Xerox public relations coordinator, Global Public Relations
Remedies vary for this all-too-common phenomenon. If it’s a momentary brain strain you’re experiencing, try taking a walk, reprioritizing your to-do list, resting briefly, planning activities you enjoy or just momentarily stopping whatever brought on your condition.
However, if you’ve been accused of discussing work while you sleep or find yourself not living fully in the present, it may be time for an extended breather. In my world, I know it’s time to take a break when what my family calls the “thinking-about-work-face” has made one too many appearances during the weekend.
Time away from the office used to elicit feelings of guilt and anxiety. I wondered what I was missing and who might need a response from me on one matter or another. But I’ve learned that time away is an important key to sustaining success at the office.

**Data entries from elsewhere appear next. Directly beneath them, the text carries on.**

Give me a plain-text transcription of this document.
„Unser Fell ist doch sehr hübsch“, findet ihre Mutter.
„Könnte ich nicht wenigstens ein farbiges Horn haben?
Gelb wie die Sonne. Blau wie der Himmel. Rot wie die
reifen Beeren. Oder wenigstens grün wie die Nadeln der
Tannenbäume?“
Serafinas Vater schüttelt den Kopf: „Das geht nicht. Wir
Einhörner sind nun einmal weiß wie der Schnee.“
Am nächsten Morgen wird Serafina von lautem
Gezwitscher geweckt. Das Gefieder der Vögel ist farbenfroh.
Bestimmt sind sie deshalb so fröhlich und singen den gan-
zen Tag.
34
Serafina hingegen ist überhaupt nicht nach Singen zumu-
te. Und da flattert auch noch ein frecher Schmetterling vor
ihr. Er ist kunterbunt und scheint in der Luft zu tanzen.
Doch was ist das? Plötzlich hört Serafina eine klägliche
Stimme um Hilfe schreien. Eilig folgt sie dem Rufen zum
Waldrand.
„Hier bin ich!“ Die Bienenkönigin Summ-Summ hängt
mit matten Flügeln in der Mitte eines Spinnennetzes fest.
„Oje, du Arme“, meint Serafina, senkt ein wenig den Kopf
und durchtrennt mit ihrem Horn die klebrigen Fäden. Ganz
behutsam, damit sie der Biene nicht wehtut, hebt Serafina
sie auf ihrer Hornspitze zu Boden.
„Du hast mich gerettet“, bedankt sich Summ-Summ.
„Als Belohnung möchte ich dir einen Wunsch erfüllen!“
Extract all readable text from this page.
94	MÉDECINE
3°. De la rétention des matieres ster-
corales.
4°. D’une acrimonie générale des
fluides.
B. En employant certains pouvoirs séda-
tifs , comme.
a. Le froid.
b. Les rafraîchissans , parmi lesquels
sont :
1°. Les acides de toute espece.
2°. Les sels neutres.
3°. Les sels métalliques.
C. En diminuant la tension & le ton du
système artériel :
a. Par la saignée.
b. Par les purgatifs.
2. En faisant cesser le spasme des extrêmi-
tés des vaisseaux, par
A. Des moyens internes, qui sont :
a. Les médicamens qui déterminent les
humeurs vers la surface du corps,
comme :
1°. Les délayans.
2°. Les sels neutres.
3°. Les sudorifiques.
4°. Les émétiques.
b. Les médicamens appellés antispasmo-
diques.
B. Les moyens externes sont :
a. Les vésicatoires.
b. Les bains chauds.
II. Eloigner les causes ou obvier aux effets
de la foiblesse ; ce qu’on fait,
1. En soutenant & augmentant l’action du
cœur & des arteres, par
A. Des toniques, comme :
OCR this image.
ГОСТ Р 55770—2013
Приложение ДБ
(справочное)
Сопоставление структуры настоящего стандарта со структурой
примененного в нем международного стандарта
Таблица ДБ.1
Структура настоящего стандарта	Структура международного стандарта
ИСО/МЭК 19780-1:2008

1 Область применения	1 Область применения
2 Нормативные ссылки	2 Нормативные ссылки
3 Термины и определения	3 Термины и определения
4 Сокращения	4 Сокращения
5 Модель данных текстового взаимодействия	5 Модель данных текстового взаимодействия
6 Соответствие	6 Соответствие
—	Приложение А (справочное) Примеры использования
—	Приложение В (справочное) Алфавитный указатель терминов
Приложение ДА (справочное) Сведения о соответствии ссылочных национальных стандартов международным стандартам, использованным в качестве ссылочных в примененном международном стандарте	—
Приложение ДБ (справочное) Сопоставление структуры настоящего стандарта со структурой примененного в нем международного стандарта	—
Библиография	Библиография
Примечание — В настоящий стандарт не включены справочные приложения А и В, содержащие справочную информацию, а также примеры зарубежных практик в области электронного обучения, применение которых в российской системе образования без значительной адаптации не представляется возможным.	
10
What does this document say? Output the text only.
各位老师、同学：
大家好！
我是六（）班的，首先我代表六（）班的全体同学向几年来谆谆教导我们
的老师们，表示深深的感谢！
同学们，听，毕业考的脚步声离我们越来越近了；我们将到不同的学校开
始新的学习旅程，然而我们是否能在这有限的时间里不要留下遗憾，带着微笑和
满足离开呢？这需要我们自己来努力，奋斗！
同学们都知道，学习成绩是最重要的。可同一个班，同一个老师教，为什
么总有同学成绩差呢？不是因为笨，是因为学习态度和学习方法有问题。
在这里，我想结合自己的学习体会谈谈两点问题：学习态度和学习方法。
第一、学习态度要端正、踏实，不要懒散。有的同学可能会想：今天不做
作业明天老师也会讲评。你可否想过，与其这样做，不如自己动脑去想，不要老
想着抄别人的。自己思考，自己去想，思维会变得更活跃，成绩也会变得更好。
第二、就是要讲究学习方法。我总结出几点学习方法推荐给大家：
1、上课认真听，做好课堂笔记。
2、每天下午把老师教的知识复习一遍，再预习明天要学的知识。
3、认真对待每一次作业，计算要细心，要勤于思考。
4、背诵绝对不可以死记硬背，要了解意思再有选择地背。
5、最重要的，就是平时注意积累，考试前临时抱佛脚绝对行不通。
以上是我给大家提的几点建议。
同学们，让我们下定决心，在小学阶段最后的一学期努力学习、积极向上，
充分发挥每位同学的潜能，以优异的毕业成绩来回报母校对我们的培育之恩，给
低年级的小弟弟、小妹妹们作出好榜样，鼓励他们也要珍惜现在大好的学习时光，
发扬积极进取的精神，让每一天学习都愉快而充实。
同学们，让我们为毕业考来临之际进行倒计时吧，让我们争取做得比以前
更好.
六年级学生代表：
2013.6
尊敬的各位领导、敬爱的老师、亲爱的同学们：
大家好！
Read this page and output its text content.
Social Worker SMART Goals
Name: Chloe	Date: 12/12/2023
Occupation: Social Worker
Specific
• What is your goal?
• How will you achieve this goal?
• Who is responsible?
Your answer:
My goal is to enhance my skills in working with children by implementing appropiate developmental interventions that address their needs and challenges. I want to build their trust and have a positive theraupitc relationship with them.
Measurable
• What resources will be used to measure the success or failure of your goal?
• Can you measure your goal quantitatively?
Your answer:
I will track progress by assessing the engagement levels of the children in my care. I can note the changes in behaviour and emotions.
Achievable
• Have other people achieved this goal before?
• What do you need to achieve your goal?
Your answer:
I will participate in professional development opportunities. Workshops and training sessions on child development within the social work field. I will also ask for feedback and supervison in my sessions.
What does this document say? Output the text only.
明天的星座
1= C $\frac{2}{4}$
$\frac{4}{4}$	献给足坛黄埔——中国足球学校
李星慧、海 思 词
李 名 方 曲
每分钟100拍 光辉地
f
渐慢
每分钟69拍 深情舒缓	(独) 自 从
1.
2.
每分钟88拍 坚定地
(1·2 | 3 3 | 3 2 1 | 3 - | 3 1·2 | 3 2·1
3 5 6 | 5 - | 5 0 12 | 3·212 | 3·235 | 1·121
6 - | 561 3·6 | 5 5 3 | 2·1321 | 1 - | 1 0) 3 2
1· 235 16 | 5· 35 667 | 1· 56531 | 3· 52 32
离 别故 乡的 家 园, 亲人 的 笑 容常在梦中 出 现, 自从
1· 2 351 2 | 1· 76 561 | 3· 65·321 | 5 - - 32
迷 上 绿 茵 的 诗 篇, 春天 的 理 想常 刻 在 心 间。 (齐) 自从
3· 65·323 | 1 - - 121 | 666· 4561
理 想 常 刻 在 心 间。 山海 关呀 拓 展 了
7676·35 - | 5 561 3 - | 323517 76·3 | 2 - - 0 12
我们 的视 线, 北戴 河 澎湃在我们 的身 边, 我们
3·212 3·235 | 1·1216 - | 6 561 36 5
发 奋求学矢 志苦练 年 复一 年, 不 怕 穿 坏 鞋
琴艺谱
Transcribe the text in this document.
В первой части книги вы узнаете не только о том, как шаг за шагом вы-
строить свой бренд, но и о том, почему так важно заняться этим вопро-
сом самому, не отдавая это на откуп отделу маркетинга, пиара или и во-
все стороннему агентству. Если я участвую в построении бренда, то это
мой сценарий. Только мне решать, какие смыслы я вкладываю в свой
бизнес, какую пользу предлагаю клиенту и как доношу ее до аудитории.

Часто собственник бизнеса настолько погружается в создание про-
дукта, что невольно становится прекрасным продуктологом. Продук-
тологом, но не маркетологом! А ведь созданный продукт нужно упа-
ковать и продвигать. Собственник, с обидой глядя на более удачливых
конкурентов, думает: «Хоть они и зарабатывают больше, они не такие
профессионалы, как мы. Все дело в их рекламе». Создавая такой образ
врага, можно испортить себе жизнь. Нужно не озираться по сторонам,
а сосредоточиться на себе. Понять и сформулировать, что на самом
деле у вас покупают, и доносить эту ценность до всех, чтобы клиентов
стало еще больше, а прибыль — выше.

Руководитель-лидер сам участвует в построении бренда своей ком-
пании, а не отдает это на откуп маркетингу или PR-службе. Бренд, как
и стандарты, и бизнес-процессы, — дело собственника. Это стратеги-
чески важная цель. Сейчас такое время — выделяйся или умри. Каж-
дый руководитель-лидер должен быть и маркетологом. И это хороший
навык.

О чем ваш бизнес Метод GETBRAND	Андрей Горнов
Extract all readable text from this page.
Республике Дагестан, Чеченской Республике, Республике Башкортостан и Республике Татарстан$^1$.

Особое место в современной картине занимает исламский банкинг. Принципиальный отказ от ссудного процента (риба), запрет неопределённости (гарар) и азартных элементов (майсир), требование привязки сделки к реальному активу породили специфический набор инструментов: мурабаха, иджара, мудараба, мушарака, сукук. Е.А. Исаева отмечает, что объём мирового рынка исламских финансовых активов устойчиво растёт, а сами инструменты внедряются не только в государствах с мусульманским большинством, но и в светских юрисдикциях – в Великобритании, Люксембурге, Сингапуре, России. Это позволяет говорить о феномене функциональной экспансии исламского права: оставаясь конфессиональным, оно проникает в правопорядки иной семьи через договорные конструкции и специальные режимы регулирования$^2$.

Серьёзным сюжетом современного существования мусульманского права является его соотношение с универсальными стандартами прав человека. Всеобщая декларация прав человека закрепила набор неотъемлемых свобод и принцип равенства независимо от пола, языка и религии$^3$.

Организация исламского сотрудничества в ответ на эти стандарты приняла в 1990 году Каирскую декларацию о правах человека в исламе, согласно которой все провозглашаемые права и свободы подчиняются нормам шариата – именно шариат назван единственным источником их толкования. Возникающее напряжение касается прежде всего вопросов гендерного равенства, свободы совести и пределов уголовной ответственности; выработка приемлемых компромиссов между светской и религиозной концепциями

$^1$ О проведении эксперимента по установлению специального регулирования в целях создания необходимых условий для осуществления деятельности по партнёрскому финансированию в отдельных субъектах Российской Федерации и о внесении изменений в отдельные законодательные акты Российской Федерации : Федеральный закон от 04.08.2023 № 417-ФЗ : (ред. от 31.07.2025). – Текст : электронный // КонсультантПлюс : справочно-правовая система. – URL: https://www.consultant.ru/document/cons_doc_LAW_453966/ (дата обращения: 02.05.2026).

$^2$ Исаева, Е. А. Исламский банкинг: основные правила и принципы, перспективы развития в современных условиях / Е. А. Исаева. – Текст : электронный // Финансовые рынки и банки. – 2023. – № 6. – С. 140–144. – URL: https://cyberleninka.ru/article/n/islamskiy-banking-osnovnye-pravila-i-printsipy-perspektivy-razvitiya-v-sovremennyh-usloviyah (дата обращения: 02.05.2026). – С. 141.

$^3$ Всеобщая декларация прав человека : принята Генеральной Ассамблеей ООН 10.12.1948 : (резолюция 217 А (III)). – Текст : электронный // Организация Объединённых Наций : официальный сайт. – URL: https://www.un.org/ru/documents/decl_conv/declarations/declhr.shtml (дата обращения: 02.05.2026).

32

If an “official” vacation is not in the cards right now, plan to take a day or an afternoon off. You’ll find the break can have the same benefits as a more extended vacation. For example, it could help:
- Promote creativity
- Increase productivity
- Improve quality of work and life
- Relieve stress
- Renew enthusiasm
Years ago, I went to graduate school full time but also opted to be a full-time intern. I watched my mother do the same for years without any effects and thought “if she can do it, why not.”
Apparently, I’m adopted. By the time I graduated; I had hit my wall.
So after graduation but before starting a new job, I took a much needed vacation. When I returned, I started my job refreshed and ready to go with a new appreciation of an extended breather.
Therefore, if and when you hit your wall, take some time away. The benefits of a well-deserved break are worth the time in the long run.